= Mark van Drumpt =

Dutch physiotherapist (died 2021)

Mark van Drumpt (died 18 February 2021) served as lead physiotherapist for the Limerick county hurling team during its 2018 and 2020 All-Ireland Senior Hurling Championship winning campaigns. He was also involved in a similar capacity with the rugby union team Garryowen Football Club.

Van Drumpt practised at Dooradoyle Physiotherapy Clinic and was a registered member of the Irish Society of Chartered Physiotherapists.

Van Drumpt was involved with Limerick GAA teams for more than a decade and a half. He worked with county minor and under-21 hurling teams that won two All-Ireland Under-21 Hurling Championships, three Munster Under-21 Hurling Championships, four Munster Minor Hurling Championships and made two All-Ireland Minor Hurling Championship final appearances, and was also lead physiotherapist with the Limerick county football team when that team advanced to three finals of the Munster Senior Football Championship and two finals of the National Football League.

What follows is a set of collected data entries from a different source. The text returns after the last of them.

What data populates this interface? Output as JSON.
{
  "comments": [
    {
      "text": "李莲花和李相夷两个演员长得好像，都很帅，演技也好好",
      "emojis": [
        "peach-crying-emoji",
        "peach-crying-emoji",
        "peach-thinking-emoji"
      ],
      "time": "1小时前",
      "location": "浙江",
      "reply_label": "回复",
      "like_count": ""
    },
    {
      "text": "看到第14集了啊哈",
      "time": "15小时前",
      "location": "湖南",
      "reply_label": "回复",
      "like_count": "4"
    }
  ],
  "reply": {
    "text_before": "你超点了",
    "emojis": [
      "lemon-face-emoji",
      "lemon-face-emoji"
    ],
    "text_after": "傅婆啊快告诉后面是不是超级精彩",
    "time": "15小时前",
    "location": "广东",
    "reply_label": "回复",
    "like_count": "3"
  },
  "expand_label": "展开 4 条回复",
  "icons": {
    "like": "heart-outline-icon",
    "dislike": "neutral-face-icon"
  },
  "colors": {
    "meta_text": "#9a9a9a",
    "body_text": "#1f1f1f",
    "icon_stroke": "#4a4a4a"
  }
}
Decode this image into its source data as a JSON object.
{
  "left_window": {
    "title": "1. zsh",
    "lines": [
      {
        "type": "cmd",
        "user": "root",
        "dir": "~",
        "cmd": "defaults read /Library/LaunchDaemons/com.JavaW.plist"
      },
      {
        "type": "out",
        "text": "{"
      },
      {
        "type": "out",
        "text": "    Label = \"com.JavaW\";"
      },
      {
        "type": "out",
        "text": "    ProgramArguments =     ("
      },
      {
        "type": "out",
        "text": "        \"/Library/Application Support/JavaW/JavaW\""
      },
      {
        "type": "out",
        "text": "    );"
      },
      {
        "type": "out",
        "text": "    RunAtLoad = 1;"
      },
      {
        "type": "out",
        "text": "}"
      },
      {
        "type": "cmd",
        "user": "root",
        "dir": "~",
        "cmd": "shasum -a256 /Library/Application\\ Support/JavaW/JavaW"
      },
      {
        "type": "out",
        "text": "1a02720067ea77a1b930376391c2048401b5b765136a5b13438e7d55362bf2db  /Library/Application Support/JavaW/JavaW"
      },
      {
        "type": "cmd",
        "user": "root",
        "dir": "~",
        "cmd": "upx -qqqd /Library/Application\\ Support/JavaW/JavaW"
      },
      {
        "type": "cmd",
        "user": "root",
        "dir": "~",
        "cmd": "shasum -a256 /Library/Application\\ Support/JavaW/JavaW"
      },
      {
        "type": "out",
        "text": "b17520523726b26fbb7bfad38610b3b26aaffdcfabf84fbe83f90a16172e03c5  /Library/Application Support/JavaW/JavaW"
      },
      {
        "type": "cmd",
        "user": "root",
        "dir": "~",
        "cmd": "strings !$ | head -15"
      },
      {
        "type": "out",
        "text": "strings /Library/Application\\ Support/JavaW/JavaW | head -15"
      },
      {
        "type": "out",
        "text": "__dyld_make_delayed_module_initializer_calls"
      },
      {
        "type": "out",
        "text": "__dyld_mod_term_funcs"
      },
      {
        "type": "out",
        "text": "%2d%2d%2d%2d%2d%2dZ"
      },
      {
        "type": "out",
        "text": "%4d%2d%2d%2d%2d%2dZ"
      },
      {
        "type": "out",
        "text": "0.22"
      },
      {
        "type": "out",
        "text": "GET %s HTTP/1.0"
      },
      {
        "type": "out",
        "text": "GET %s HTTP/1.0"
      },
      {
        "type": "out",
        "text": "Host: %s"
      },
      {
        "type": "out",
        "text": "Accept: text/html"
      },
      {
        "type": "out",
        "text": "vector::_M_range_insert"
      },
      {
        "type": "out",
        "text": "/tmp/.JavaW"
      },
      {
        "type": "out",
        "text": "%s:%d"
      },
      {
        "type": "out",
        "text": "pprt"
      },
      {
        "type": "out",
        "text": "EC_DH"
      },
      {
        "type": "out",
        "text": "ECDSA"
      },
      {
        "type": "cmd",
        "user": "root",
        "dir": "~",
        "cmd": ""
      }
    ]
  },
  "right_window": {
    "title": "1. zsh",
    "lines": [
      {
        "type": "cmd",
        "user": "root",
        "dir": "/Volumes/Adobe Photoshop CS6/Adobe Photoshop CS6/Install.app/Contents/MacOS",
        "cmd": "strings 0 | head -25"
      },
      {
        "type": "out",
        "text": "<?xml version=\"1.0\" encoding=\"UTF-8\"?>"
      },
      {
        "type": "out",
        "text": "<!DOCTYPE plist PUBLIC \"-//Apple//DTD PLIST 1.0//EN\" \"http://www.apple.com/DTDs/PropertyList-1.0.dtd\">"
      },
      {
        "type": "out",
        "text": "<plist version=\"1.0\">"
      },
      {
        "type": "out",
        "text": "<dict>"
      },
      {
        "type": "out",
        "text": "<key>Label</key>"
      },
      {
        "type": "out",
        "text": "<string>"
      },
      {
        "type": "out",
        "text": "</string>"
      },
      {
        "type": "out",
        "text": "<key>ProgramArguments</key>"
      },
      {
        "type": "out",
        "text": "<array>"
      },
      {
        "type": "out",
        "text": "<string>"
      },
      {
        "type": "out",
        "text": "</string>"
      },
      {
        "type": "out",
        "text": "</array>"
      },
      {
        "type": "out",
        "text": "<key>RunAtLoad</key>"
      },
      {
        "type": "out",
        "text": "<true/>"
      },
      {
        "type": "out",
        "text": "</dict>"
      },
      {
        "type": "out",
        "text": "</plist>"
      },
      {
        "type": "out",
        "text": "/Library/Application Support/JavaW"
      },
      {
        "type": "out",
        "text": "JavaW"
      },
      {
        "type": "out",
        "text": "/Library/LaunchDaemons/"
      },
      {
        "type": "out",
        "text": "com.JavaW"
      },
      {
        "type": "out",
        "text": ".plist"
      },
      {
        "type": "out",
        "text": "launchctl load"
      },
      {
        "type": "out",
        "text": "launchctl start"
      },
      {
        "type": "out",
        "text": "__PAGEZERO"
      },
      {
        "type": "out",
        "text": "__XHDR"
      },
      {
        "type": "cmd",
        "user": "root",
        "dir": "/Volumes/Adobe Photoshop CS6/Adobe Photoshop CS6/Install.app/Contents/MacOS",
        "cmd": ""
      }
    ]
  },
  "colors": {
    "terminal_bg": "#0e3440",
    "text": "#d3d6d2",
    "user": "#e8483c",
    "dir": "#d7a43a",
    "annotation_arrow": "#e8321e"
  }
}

Van Drumpt was originally from the city of Arnhem in the eastern Netherlands. A resident of Ballina, County Tipperary, he was married with one daughter at the time of his death. A son with ornithine transcarbamylase deficiency predeceased him during surgery at the Hôpital des Enfants-Malades in Paris in March 2003, with Van Drumpt having donated the left lobe of his liver in a bid to keep him alive.

Van Drumpt died after eight years with cancer on 18 February 2021. Gearóid Hegarty, who shortly afterwards was named All Stars Hurler of the Year, dedicated his award to Van Drumpt when he received it on RTÉ Television.